Prosecutor to eye charges for Canadian polygamists

Vancouver, Canada - A special prosecutor will decide if charges should be filed against a U.S.-linked polygamist community that has lived in Western Canada for decades, provincial officials said on Wednesday.

Polygamy is illegal in Canada, but British Columbia prosecutors have opposed charging members of the Fundamentalist Church of Jesus Christ of Latter Day Saints (FLDS) out of fear the law against plural marriages was unconstitutional.

The Royal Canadian Mounted Police launched an investigation into an FLDS group in Bountiful, British Columbia, two years ago after media reports raised allegations underage women were being forced into marriages with older men.

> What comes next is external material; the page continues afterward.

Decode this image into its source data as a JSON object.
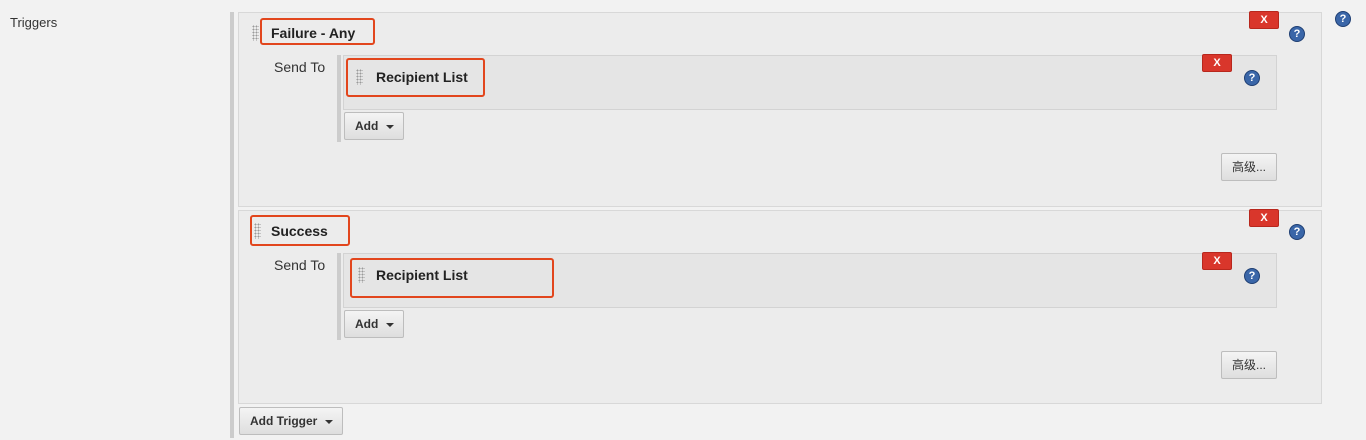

Government prosecutors reviewed the police report to decide if charges should be filed, but British Columbia Attorney General Wally Oppal asked that it be looked at again by an independent prosecutor because of the office's past position on the law.

"We want the public to know that when a decision is made, it is made independent of any influence beyond what would appropriate," said Geoff Gaul, a spokesman for British Columbia's Criminal Justice Branch.

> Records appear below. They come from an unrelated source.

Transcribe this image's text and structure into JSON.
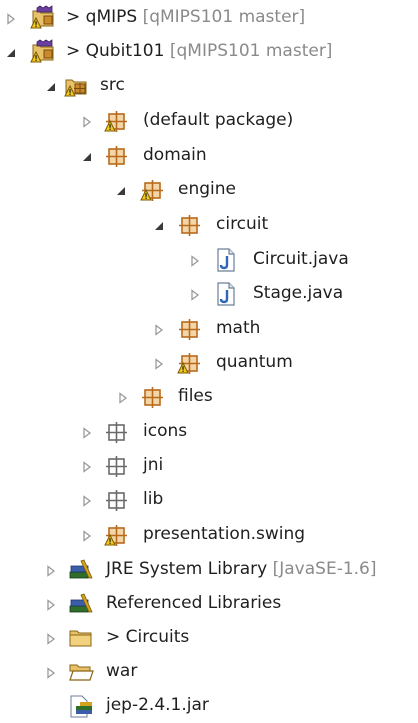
{
  "tree": {
    "items": [
      {
        "name": "project-qmips",
        "icon": "git-project-icon",
        "state": "collapsed",
        "prefix": "> ",
        "label": "qMIPS",
        "decoration": " [qMIPS101 master]",
        "depth": 0
      },
      {
        "name": "project-qubit101",
        "icon": "git-project-icon",
        "state": "expanded",
        "prefix": "> ",
        "label": "Qubit101",
        "decoration": " [qMIPS101 master]",
        "depth": 0
      },
      {
        "name": "folder-src",
        "icon": "source-folder-icon",
        "state": "expanded",
        "prefix": "",
        "label": "src",
        "decoration": "",
        "depth": 1
      },
      {
        "name": "package-default",
        "icon": "package-warning-icon",
        "state": "collapsed",
        "prefix": "",
        "label": "(default package)",
        "decoration": "",
        "depth": 2
      },
      {
        "name": "package-domain",
        "icon": "package-icon",
        "state": "expanded",
        "prefix": "",
        "label": "domain",
        "decoration": "",
        "depth": 2
      },
      {
        "name": "package-engine",
        "icon": "package-warning-icon",
        "state": "expanded",
        "prefix": "",
        "label": "engine",
        "decoration": "",
        "depth": 3
      },
      {
        "name": "package-circuit",
        "icon": "package-icon",
        "state": "expanded",
        "prefix": "",
        "label": "circuit",
        "decoration": "",
        "depth": 4
      },
      {
        "name": "file-circuit-java",
        "icon": "java-file-icon",
        "state": "collapsed",
        "prefix": "",
        "label": "Circuit.java",
        "decoration": "",
        "depth": 5
      },
      {
        "name": "file-stage-java",
        "icon": "java-file-icon",
        "state": "collapsed",
        "prefix": "",
        "label": "Stage.java",
        "decoration": "",
        "depth": 5
      },
      {
        "name": "package-math",
        "icon": "package-icon",
        "state": "collapsed",
        "prefix": "",
        "label": "math",
        "decoration": "",
        "depth": 4
      },
      {
        "name": "package-quantum",
        "icon": "package-warning-icon",
        "state": "collapsed",
        "prefix": "",
        "label": "quantum",
        "decoration": "",
        "depth": 4
      },
      {
        "name": "package-files",
        "icon": "package-icon",
        "state": "collapsed",
        "prefix": "",
        "label": "files",
        "decoration": "",
        "depth": 3
      },
      {
        "name": "package-icons",
        "icon": "empty-package-icon",
        "state": "collapsed",
        "prefix": "",
        "label": "icons",
        "decoration": "",
        "depth": 2
      },
      {
        "name": "package-jni",
        "icon": "empty-package-icon",
        "state": "collapsed",
        "prefix": "",
        "label": "jni",
        "decoration": "",
        "depth": 2
      },
      {
        "name": "package-lib",
        "icon": "empty-package-icon",
        "state": "collapsed",
        "prefix": "",
        "label": "lib",
        "decoration": "",
        "depth": 2
      },
      {
        "name": "package-presentation-swing",
        "icon": "package-warning-icon",
        "state": "collapsed",
        "prefix": "",
        "label": "presentation.swing",
        "decoration": "",
        "depth": 2
      },
      {
        "name": "library-jre-system",
        "icon": "library-icon",
        "state": "collapsed",
        "prefix": "",
        "label": "JRE System Library",
        "decoration": " [JavaSE-1.6]",
        "depth": 1
      },
      {
        "name": "library-referenced",
        "icon": "library-icon",
        "state": "collapsed",
        "prefix": "",
        "label": "Referenced Libraries",
        "decoration": "",
        "depth": 1
      },
      {
        "name": "folder-circuits",
        "icon": "folder-icon",
        "state": "collapsed",
        "prefix": "> ",
        "label": "Circuits",
        "decoration": "",
        "depth": 1
      },
      {
        "name": "folder-war",
        "icon": "folder-open-icon",
        "state": "collapsed",
        "prefix": "",
        "label": "war",
        "decoration": "",
        "depth": 1
      },
      {
        "name": "file-jep-jar",
        "icon": "jar-file-icon",
        "state": "none",
        "prefix": "",
        "label": "jep-2.4.1.jar",
        "decoration": "",
        "depth": 1
      }
    ]
  },
  "colors": {
    "text": "#1f1f1f",
    "decoration": "#8a8a8a",
    "twisty_collapsed": "#9a9a9a",
    "twisty_expanded": "#3a3a3a",
    "package_brown": "#b86a1c",
    "warning_yellow": "#f2c81d",
    "java_blue": "#2f67b8"
  }
}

The results of the government prosecutors' review has not been released.

The FLDS is a break-away sect of the Mormon church that is believed to have about 10,000 members in Utah, Arizona, Texas and British Columbia. The Canadian community was established in the late 1940s.

Men in the FLDS need three wives to enter the highest realm of heaven, according to the group's teachings.

Leaders of the Bountiful community of about 1,200 people have defended their practice of polygamy, and denied that girls or women in the community of have been abused or sexually exploited.

The group's U.S. leader, Warren Jeffs, is awaiting trial in Utah on charges he was an accomplice to rape for using his authority to order a 14-year-old girl against her wishes to marry and have sex with her 19-year-old cousin.

Polygamy is also illegal in the United States, and officials in British Columbia and Utah agreed in 2005 that they would co-operate in pursuing allegations of sexual exploitation by the group.

U.S. and Canadian officials have said it is difficult to investigate the allegations because the group is secretive and women who may have been abused have been taught from an early age that outsiders should not be trusted.

The special prosecutor named to review the British Columbia case is Richard Peck, a high-profile Vancouver defense attorney.